One of the more interesting parts, at least to me, was about solving puzzles collectively. He talks at length about video games, and wiki pages for games contributed to by large sets of people, which means every facet of a game can be documented in depth and at speed. He references Skyrim a lot but I found this playing through Elden Ring recently. The game does not present a deep story unless you know what to look for, and many of the puzzles are fair if you know what you’re looking for, but… you might honestly have no idea what you’re looking for. You can search online for the smallest part of the game and find everything you could ever want to know about it. There’s deep backstory on Reddit that you’d think was fan-fiction except it comes with references!

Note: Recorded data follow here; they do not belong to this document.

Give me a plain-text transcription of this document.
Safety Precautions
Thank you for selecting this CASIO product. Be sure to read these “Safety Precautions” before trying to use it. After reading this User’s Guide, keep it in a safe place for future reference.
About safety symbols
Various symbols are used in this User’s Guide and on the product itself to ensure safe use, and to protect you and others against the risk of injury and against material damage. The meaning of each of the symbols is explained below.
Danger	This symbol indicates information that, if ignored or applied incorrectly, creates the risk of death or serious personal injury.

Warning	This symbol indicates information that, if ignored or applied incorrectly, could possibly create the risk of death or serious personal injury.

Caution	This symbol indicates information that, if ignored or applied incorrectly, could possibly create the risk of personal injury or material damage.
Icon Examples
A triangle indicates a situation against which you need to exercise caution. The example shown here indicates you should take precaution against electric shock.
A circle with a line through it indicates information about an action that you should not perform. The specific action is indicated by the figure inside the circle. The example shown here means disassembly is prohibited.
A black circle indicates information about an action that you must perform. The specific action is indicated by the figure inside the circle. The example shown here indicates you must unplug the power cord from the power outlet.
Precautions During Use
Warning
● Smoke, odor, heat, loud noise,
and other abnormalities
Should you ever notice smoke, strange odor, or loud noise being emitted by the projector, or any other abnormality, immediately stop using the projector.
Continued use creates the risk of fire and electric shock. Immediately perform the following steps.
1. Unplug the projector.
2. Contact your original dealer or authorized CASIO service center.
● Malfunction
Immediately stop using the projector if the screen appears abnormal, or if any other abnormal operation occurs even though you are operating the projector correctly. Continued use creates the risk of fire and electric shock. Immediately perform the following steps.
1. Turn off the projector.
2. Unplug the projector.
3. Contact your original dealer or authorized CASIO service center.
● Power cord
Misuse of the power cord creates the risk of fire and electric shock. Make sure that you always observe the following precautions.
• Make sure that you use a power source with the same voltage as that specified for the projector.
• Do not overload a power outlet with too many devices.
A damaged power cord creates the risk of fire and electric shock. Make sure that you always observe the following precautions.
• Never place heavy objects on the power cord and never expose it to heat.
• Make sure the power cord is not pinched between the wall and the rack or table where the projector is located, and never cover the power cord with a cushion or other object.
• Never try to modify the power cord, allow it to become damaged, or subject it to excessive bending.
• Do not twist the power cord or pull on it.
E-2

And it’s true of almost everything. I’ve been playing guitar more this Winter, and I like to search for “how did player X get their tone”. The information is out there, and you begin to realize that a lot of good electric guitar players from the 60s and 70s were ok guitar players who had access to the equipment and information that allowed them to get great tone. Today you can Google it and get the same tone in a digital modeler (more technology!) in five minutes. The ease is obvious when you start to search for instrumental electric guitarists in your favorite streaming music platform: there’s thousands of them, and the music skews heavily towards the last ten years or so, when not only did digital recording get easier, sharing information on how to play and inspiration for playing did too. Heck, some of the best known guitarists now don’t even record often, they post on Instagram and play live. Hard to say that’s a bad thing for humanity.

There was one salient bit later in the book about Twitter:

One study homed in on Twitter users who displayed “clear political preference,” as with right-wing Twitter users following Fox News, or left-wing Twitter users following The New York Times. It turns out these users inadvertently got a more diverse set of news delivered via other people they followed, because their friends would tweet tidbits from the other side of the political spectrum. Indeed, 17.8 percent of the left-wing Twitter users were seeing right-wing media via retweets from people they followed, and the right-wing Twitter users saw even more—57.2 percent of them were seeing left-wing media.

So someone right leaning goes and buys Twitter and now how do you think that skews? And what impact does that skewing (and the algorithm behind the skewing) have on us as a society? That’s a question the book can’t answer, we’re learning that one in real time.


  1. His blog is sadly and oddly dead. Oddly because it’s mentioned in the book more than once.